The increasing computational and data requirements of scientific applications have made the usage of large clustered systems as well as distributed resources inevitable. Although executing large applications in these environments brings increased performance, the automation of the process becomes more and more challenging. The use of complex workflow management systems has been a viable solution for this automation process. In this thesis, we study a broad range of workflow management tools and compare their capabilities especially in terms of dynamic and conditional structures they support, which are crucial for the automation of complex applications. We then apply some of these tools to two real-life scientific applications: i) simulation of DNA folding, and ii) reservoir uncertainty analysis.
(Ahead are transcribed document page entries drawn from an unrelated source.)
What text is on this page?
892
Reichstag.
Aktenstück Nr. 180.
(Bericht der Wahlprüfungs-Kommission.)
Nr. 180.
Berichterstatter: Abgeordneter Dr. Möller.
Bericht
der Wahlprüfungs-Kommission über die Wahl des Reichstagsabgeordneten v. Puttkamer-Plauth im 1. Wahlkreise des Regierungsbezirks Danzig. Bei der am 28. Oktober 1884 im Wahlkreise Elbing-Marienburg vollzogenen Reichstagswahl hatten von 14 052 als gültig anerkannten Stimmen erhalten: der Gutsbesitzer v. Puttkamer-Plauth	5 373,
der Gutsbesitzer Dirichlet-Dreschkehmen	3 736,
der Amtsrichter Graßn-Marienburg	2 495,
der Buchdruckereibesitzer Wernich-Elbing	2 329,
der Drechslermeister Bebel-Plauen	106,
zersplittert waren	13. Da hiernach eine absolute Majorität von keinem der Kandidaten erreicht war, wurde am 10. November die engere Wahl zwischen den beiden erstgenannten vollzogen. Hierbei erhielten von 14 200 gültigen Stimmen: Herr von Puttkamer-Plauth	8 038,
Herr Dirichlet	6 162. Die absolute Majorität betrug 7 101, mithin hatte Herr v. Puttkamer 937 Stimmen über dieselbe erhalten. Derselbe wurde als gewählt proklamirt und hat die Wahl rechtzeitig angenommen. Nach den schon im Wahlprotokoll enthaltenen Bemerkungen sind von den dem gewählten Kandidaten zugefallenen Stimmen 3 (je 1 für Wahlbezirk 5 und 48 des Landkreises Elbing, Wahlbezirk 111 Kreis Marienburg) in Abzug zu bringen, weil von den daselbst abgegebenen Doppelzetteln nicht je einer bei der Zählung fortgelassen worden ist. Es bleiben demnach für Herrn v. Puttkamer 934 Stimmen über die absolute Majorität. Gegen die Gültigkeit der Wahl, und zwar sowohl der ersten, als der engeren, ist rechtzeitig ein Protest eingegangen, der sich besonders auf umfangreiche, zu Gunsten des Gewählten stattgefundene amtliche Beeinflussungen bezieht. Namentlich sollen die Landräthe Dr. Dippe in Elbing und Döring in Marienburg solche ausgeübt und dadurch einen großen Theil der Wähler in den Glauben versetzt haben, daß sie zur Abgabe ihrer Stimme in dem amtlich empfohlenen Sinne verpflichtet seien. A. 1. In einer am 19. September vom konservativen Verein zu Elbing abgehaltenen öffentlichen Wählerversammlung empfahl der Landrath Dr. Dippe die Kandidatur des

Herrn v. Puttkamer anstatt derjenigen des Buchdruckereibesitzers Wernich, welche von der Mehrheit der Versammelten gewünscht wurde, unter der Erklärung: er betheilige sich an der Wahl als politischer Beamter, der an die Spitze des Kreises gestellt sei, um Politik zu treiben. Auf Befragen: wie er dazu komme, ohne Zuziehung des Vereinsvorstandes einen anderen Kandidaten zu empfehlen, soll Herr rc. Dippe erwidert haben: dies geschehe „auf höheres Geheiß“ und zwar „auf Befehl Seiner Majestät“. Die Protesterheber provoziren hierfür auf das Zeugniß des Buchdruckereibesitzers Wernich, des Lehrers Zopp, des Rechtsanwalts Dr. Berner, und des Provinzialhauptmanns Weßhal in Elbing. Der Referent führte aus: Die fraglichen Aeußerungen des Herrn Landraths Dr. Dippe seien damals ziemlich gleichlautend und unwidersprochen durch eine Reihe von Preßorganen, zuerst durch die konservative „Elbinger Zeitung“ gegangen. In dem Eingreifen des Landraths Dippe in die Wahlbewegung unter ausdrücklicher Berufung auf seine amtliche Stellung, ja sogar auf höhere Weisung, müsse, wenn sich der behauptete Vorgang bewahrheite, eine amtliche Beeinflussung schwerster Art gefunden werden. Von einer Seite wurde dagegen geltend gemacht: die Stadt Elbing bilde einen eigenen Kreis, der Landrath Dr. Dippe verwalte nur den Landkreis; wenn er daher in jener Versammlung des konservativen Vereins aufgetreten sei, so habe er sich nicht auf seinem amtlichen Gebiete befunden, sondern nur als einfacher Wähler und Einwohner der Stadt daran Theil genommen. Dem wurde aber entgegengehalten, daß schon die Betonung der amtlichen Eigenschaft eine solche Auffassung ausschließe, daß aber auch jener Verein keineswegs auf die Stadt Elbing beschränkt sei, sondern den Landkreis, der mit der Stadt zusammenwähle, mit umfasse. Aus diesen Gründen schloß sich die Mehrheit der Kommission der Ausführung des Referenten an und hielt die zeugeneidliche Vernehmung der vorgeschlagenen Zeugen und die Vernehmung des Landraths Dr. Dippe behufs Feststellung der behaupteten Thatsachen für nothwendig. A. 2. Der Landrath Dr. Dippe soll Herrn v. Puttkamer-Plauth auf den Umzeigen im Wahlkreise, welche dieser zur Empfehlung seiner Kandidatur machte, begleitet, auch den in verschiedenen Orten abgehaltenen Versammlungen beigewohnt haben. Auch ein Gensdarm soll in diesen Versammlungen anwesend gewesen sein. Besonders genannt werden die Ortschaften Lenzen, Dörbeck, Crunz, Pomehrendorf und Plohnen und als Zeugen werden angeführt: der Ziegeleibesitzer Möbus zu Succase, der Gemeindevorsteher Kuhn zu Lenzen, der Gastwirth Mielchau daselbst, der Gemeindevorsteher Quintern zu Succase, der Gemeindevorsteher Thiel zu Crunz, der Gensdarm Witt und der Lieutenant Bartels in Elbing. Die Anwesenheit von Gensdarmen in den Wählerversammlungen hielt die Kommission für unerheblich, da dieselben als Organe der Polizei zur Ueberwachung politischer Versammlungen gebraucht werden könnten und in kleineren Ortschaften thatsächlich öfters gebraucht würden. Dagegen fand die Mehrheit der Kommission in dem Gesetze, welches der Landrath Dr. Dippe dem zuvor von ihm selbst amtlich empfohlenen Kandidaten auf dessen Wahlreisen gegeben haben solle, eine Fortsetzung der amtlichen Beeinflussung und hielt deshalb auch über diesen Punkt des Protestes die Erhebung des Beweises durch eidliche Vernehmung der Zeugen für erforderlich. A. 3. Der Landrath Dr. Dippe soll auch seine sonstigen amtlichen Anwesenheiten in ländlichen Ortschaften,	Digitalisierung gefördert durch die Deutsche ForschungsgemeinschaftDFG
Our implementation is based on Pegasus workflow planning tool, DAGMan workflow execution system, Condor-G computational scheduler, and Stork data scheduler. The designed abstract workflows are converted to concrete workflows using Pegasus where jobs are matched to resources; DAGMan makes sure these jobs execute reliably and in the correct order on the remote resources; Condor-G performs the scheduling for the computational tasks and Stork optimizes the data movement between different components. Integrated solution with these tools allows automation of large scale applications, as well as providing complete reliability and efficiency in executing complex workflows. We have also developed a new site selection mechanism on top of these systems, which can choose the most available computing resources for the submission of the tasks. The details of our design and implementation, as well as experimental results are presented.